Umutsuz insan geleceği kararmış ölüme davetiye çıkaran insan anlamına gelir.
Onun için hangi koşullarda olursak olalım umudumuzu yitirmeciliyiz.
Ben bu köşemde sık sık bu konu ile ilgili bir cümleyi gündeme getiririm.
"Ümitsiz olmayınız Ümit siz olunuz” diye, umuda özlemi hatırlatırım.
Gerçekten öyle inanlar dara düşse de yine bir kurtuluş refah kapısı mutlaka bulunur.

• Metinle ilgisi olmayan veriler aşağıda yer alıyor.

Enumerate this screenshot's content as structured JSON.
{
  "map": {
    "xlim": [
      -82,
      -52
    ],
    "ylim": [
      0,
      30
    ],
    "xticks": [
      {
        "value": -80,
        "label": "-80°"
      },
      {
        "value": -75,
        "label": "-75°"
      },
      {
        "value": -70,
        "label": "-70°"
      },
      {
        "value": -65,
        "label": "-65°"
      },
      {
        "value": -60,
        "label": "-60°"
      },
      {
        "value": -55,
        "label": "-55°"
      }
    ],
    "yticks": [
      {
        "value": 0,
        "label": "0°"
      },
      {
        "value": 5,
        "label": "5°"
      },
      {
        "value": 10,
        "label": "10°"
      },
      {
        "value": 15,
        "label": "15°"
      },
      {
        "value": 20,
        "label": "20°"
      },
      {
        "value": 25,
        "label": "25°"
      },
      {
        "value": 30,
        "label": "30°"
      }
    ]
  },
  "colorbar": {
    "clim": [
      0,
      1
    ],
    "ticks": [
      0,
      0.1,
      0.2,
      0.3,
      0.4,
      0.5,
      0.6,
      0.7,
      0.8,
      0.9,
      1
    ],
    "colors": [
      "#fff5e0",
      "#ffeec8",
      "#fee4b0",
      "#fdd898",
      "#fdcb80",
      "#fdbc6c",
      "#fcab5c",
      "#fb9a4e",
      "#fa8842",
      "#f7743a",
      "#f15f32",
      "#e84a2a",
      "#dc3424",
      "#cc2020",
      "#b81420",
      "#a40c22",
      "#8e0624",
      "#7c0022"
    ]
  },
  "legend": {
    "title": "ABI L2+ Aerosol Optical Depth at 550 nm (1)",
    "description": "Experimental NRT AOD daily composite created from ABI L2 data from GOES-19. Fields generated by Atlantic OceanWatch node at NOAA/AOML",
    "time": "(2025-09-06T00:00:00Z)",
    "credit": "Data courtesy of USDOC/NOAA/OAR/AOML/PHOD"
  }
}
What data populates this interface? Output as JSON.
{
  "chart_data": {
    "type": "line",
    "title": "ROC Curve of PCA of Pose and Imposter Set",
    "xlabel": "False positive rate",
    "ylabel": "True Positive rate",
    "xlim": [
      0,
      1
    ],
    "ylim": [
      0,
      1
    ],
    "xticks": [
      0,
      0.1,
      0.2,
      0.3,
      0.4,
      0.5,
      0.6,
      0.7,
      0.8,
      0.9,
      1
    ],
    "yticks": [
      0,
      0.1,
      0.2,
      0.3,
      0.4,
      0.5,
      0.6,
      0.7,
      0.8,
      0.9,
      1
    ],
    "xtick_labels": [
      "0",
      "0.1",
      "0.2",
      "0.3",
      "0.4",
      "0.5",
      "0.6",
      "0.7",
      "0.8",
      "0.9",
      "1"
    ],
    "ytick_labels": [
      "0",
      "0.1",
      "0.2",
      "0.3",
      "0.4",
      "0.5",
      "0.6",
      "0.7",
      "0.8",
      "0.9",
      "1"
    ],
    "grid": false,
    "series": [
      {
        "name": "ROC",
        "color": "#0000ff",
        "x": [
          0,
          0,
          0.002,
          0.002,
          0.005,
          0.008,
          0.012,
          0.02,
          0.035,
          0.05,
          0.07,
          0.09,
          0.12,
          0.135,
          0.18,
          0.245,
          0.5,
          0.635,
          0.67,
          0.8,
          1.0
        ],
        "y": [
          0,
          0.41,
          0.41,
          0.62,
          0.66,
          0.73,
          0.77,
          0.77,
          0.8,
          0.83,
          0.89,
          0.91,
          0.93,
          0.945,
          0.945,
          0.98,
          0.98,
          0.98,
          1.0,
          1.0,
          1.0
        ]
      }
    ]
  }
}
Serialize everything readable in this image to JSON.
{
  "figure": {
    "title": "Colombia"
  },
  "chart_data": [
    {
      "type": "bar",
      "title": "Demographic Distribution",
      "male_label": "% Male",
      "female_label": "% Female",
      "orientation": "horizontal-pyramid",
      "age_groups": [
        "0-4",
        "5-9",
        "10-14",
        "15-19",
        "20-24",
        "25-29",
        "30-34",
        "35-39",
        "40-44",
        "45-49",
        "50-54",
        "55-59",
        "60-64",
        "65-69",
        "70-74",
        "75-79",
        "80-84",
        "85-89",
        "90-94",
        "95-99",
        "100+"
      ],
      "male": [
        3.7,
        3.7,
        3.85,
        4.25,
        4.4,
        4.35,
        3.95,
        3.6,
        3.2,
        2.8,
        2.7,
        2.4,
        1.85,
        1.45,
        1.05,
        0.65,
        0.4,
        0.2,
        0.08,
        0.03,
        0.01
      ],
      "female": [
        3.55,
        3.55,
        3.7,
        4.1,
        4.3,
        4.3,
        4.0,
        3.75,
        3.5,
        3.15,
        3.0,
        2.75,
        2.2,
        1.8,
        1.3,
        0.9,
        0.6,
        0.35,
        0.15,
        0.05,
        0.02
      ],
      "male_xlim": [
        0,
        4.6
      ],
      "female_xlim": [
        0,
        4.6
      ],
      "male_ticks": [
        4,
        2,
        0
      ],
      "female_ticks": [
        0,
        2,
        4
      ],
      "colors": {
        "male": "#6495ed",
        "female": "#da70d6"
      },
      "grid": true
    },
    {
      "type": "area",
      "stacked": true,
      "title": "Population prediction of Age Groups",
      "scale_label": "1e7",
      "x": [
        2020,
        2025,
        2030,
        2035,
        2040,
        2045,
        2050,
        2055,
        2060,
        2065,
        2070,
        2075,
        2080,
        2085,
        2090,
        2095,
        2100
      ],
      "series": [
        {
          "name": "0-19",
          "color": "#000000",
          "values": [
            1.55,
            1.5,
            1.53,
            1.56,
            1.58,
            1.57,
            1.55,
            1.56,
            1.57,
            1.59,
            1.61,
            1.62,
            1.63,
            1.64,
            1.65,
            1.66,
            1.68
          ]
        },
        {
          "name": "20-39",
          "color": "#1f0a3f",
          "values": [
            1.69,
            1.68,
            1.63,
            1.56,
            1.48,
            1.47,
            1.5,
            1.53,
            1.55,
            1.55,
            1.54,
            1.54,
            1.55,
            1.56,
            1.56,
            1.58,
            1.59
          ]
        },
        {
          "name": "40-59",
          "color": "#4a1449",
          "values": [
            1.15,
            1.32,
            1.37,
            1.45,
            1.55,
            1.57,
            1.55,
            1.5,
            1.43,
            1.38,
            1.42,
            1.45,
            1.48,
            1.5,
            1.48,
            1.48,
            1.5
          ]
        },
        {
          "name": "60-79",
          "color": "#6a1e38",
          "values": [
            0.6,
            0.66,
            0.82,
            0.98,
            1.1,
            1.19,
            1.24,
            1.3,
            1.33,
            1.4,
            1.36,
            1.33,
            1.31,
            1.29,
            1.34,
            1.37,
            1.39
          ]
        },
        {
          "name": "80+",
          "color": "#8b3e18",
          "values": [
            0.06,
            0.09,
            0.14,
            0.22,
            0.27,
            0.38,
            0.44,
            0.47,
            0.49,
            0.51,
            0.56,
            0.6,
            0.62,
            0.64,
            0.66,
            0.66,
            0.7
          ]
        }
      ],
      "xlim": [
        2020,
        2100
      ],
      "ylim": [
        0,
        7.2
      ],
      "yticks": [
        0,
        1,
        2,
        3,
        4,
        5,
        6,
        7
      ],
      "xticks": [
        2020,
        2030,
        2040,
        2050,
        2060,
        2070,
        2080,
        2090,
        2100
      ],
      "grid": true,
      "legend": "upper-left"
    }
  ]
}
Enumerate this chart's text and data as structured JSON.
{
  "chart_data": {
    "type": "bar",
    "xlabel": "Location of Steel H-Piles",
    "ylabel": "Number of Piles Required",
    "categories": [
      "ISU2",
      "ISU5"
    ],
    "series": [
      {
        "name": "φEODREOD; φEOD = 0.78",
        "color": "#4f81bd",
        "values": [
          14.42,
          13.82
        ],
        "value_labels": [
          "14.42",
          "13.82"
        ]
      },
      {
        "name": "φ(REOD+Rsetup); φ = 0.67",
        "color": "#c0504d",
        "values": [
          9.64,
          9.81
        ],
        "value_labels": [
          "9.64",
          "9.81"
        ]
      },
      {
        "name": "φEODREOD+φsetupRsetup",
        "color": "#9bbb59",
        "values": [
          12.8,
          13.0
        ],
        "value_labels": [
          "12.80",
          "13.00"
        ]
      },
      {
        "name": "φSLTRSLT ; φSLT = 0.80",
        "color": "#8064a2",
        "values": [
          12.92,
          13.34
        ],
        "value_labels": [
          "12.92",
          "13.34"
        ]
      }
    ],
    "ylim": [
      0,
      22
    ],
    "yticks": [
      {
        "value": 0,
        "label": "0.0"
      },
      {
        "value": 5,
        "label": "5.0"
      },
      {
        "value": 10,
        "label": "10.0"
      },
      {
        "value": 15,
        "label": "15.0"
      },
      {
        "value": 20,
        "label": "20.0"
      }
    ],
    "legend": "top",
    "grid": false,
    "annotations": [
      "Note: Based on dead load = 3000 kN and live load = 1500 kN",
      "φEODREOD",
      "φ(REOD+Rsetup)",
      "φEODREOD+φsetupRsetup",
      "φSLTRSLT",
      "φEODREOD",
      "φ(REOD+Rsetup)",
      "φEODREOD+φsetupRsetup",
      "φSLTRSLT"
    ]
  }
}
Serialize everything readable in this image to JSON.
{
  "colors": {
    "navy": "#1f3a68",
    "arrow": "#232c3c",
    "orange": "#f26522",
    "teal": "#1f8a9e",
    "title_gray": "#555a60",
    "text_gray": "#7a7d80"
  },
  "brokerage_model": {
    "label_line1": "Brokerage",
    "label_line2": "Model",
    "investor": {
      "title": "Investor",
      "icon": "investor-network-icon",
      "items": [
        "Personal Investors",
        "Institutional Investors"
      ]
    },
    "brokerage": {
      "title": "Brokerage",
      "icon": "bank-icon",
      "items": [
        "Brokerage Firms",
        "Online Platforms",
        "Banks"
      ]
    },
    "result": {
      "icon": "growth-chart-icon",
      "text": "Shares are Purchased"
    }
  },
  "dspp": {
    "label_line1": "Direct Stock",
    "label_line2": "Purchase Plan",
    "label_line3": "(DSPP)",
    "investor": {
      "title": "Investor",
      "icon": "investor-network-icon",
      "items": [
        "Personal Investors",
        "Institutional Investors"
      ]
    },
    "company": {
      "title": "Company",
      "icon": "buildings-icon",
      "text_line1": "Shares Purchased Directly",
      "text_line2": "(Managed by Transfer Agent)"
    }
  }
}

İnsan yaşamı için karamsarlık, hayattan bezmek bir anlamda canından bezmek ecele davetiye çıkarmak demektir.
Sokaklarda bıkıyoruz, insanlarımızda yaşam için bir karamsar hava var.Bakıyoruz herkes bir şeylerden şikayetçi. İnsan yaşamında şikayetler bitmez.
Önemli olan karşımıza çıkan açmazları yenme azmidir. Eğer bunları başaracak gücümüz yoksa bu bizleri aşıyorsa onun için hayıflanmaya gerek yoktur. Boyumuzu aşan sorunların çözümü kişisel çabalarla aşılmıyor. Onları aşmak için öyle sorunu olanlarla birlik ve beraberlik içinde olmak gerekir.
Bizde de bu tür beraberlik için gerekli çaba ne yazık ki yeterli değil. Sanırım koşullar bizleri bu alanda zorladığı zaman aklımız başımıza gelecek.